Cardinal Luçon dans son Journal de la Guerre 1914-1918, éd. par L’Académie Nationale de Reims – 1998 – TAR volume 173
(1) Les malheureux Polonais, privés de patrie, servaient malgré eux dans l’Armée russe, l’Armée allemande et l’Armée austro-hongroise. Ils désertaient lorsqu’ils en avait l’occasion et les différents adversaires tentèrent de créer des unités avec les réfugiés politiques. Les travailleurs émigrés, les prisonniers de guerre et les déserteurs. Toutes ce fractions disparates qui, comme les Tchèques, changèrent parfois de camp sans préavis, finirent cependant, après 1918 par former les bases d’une Armée polonaise qui connût pas mal de soubresauts.
Dimanche 25 février
Dans les Vosges, un de nos détachements a pénétré dans les lignes ennemies, au nord de Senones. Après un bombardement violent, les Allemands ont tenté sans succès un coup de main sur nos tranchées de Wissembach. Ils ont fait deux autres tentatives infructueuses sur nos tranchées du Nolu (Alsace).
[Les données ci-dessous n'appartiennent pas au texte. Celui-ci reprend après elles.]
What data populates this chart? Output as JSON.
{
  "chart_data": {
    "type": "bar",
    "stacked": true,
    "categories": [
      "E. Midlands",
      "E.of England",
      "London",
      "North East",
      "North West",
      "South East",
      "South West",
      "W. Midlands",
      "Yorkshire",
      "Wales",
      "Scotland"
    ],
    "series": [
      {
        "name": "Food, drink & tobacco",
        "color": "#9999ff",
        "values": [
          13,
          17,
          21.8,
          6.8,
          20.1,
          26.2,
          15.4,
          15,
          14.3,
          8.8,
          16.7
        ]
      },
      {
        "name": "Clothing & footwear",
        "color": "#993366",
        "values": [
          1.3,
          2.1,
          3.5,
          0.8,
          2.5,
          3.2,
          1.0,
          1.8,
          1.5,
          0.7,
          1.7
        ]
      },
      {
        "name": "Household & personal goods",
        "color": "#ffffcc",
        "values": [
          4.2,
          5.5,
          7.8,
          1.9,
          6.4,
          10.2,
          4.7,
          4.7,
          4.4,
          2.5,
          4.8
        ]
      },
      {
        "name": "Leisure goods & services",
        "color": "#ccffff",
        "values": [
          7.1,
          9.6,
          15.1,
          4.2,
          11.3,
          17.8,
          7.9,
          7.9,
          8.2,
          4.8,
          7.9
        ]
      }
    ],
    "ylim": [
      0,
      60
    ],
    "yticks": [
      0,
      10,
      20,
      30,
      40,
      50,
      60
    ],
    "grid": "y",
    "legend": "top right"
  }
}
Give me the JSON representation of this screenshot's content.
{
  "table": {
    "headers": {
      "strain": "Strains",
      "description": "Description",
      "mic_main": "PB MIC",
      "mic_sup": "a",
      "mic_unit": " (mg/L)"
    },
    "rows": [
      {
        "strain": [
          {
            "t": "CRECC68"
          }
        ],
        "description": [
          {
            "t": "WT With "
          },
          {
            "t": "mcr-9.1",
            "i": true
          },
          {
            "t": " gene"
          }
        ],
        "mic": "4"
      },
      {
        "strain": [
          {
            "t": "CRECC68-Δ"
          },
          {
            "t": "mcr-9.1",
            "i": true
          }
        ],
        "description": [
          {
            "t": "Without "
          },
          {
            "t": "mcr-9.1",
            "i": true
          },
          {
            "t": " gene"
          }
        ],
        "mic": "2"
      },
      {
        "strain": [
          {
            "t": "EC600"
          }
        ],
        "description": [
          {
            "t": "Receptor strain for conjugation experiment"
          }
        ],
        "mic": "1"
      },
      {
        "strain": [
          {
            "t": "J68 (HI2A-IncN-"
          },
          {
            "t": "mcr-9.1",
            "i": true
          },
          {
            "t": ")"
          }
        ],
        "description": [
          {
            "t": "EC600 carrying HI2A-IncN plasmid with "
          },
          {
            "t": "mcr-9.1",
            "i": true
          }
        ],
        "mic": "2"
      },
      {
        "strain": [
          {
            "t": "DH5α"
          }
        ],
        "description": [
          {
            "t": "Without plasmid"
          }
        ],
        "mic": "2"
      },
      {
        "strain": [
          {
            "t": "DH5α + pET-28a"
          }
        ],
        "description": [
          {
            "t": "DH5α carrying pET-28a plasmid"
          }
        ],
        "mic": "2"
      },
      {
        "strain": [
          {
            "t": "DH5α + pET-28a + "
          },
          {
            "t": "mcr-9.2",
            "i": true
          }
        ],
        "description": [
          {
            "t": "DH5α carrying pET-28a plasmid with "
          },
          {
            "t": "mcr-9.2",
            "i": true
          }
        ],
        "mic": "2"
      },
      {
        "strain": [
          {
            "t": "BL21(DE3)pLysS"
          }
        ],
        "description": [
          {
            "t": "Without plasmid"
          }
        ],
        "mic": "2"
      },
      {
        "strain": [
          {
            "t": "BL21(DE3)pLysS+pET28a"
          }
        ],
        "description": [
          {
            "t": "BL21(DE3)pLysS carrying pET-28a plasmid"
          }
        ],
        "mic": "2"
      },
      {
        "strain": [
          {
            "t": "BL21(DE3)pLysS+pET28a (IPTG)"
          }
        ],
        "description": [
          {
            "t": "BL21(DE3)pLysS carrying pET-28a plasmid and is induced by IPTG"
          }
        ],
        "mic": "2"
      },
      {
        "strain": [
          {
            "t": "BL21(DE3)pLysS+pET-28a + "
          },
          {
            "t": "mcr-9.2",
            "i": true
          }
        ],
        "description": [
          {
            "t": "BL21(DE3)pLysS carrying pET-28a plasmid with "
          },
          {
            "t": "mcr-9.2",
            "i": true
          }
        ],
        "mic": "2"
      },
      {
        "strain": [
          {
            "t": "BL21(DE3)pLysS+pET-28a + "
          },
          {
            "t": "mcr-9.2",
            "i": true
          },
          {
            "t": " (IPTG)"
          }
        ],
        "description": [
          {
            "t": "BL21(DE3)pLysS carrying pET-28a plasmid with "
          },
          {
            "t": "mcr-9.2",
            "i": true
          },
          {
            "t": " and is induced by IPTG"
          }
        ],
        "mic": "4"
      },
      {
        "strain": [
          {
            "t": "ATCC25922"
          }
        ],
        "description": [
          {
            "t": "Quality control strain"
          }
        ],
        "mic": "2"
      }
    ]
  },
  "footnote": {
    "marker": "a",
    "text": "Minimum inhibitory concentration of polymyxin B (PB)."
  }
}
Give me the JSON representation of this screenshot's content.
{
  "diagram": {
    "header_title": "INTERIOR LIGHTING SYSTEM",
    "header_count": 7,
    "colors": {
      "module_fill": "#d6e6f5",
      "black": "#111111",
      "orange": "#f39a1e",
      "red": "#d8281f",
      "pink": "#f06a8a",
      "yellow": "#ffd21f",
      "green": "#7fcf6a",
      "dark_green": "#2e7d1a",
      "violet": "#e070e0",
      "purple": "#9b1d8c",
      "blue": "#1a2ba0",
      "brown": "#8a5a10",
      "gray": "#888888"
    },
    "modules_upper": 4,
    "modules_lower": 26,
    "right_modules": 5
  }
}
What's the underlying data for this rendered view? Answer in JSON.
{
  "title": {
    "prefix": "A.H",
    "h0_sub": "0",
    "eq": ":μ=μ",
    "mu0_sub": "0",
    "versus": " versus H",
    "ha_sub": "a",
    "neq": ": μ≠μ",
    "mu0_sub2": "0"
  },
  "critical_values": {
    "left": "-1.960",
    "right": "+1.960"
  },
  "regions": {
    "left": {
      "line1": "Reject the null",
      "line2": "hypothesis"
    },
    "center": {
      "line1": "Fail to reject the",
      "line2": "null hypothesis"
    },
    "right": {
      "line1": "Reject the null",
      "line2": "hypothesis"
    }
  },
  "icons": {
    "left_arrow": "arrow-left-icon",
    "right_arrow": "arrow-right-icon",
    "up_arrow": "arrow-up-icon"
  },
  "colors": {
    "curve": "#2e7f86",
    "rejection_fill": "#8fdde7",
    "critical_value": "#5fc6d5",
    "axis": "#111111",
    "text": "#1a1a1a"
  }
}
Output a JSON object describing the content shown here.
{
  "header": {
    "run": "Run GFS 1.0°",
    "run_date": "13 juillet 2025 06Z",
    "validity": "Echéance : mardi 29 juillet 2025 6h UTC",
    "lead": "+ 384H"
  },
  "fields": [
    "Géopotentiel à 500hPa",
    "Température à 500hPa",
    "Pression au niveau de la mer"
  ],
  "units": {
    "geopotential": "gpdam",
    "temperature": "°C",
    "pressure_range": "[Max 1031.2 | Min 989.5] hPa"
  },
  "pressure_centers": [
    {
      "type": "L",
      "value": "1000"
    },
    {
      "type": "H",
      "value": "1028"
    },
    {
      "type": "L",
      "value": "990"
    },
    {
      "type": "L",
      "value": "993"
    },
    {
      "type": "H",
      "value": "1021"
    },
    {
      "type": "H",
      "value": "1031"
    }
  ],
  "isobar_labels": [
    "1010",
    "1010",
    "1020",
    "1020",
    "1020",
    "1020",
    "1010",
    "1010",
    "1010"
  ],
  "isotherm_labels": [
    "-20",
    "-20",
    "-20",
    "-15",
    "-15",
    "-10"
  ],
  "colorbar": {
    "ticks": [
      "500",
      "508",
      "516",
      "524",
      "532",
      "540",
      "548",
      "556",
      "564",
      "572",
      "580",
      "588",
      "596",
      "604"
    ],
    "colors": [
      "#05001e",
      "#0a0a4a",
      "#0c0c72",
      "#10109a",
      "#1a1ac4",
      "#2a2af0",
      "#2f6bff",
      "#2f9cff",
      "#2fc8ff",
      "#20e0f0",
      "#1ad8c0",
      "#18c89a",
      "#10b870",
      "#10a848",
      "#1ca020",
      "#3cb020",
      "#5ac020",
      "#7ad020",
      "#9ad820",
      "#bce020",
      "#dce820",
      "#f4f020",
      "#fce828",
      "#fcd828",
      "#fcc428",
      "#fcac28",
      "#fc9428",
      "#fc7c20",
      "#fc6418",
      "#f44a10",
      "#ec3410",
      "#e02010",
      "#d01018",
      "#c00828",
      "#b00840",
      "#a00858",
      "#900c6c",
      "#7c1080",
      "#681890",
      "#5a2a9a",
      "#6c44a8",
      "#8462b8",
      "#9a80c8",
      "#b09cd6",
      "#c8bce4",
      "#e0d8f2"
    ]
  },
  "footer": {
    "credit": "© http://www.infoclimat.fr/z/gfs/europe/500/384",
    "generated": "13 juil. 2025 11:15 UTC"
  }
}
Activité d’artillerie soutenue sur tout le front belge. Violente lutte de bombes dans la région Steenstraete-Hetsas.
Un de nos dirigeables a bombardé les usines en activité dans la région de Briey et est rentré sans incident à son port d’attache. Quatre cents kilos de projectiles ont été lancés par nos avions sur les bivouacs allemands dans la forêt de Spincourt.
Engagement sur tout le front roumain.
Les Anglais ont réalisé une forte avance dans la région de l’Ancre et se sont rendus maîtres du Petit-Miraumont. Ils ont progressé également, et sur un front de 2400 mètres, dans la région de Serre.
Ils ont accentué leur cheminement dans les alentours de Kut-el-Amara, en Mésopotamie.
Deux navires brésiliens sont arrivés, malgré le blocus des sous-marins, au Havre.
Le gouvernement anglais publie une liste de marchandises dont l’importation sera provisoirement interdite. Il veut réserver sa marine de commerce aux besoins immédiats de la guerre.